Crosswalks are a natural place for non verbal cooperation or conflict.  In this study we observed and video recorded the behaviors of pedestrians walking in the wild, in groups or by themselves. Next, the activity was re-created in the lab along with the addition of a smart crosswalk which dynamically prompted the ideal distribution of space for the pedestrians on the crosswalk. The study’s final goal was to compare the results of mediated to unmediated in-lab observations and to infer the extent to which the smart crosswalk affected the pedestrians’ interaction.

The study design included two visual conditions with two kinds of crosswalk mediation each, and two controls:

  1. Pedestrians with full perception and smart crosswalks signaling conflicts
  2. Pedestrians with full perception and smart crosswalks suggesting trajectories
  3. Pedestrians with limited perception and smart crosswalks signaling conflicts
  4. Pedestrians with limited perception and smart crosswalks suggesting trajectories
  5. Control with full perception
  6. Control with limited perception

The most frequent configurations of pedestrians on a crosswalk observed in the wild were described using hypergraphs in which nodes represent people and artifacts and silhouettes represent the collectives of human-nonhumans present in a given interaction.

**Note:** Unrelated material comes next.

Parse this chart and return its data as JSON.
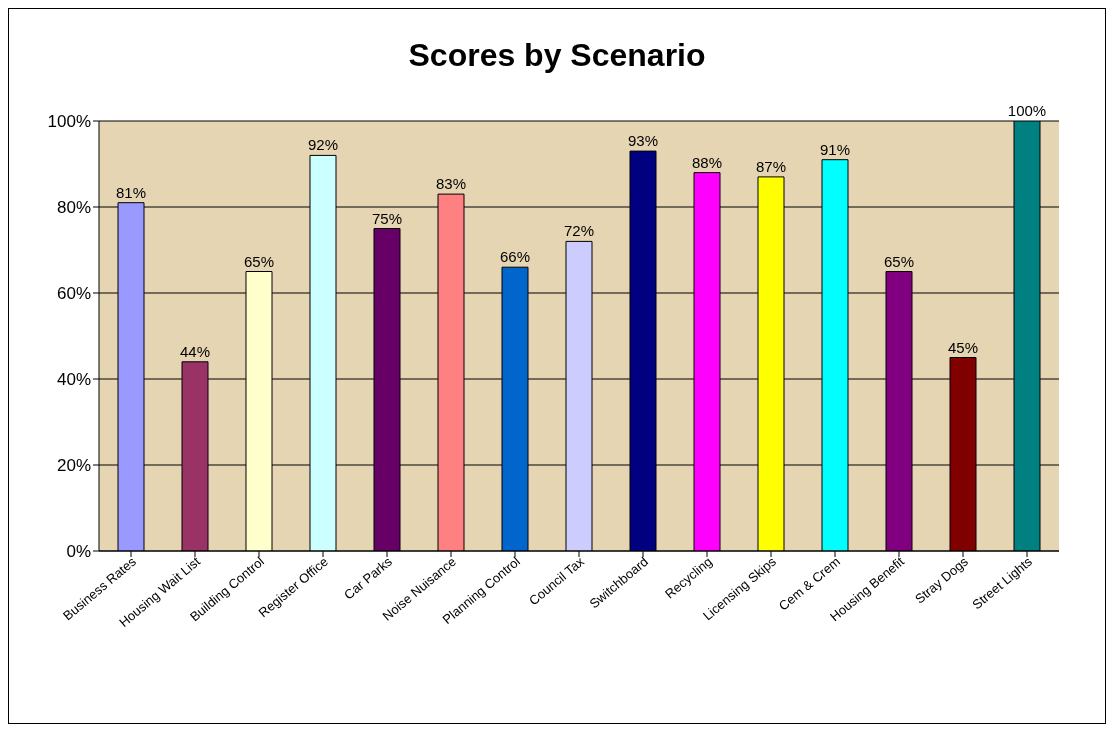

Simplified actor-network hypergraph. Configuration of pedestrians 1 vs. 2. P1, P2 and P3 represent one pedestrian each and CW stands for smart crosswalk

The footages were further analyzed with the help of Path Analytics, a custom made software for the identification of trajectories and the assessment of average stride speed, direction and group cohesion of multiple pedestrians. The software also forecasted potential areas of conflict between opposing walkers in running time.


Path Analytics screen shot depicting pedestrians’ trajectories on a crosswalk

Real-life situations were replicated in the lab with and without the intervention of a smart crosswalk. The smart crosswalk’s function was to identify potential conflict areas on the ground and dynamically prompt the ideal distribution of space for current pedestrians.

Path Analytics was used in the lab to study the behavior of pedestrians in every condition and in several configurations of pedestrian groups, for instance, one pedestrian heading south and two pedestrians heading north as pictured in the image below.

Analysis of interactions in the lab with Path Analytics

Three dependent variables were recorded and analyzed statistically to determine the effects of the mediating crosswalk in the interaction of pedestrians. The figure below presents an example of the analysis of variances per each configuration of pedestrians group.

Sidewalk rounds full signaling-01Results

Statistical analysis of stride speed, direction and trajectory deviation.

Between interactions
Reynolds‘ model of swarm behavior defines separation, cohesion and alignment as the three simple rules governing the locomotive behavior of flocks, schools or swarms of organisms with no central coordination. Although crowds of people tend to follow these rules, our behavior while pursuing individualistic interests is affected by moral principles as observed in Manhattan’s crowd of shoppers. In Tokio, Docomo has studied the risks of dumbwalking while texting on your smartphone illustrating how limited perception of the context increases social viscosity.

This case study is discussed in detail in my doctoral dissertation.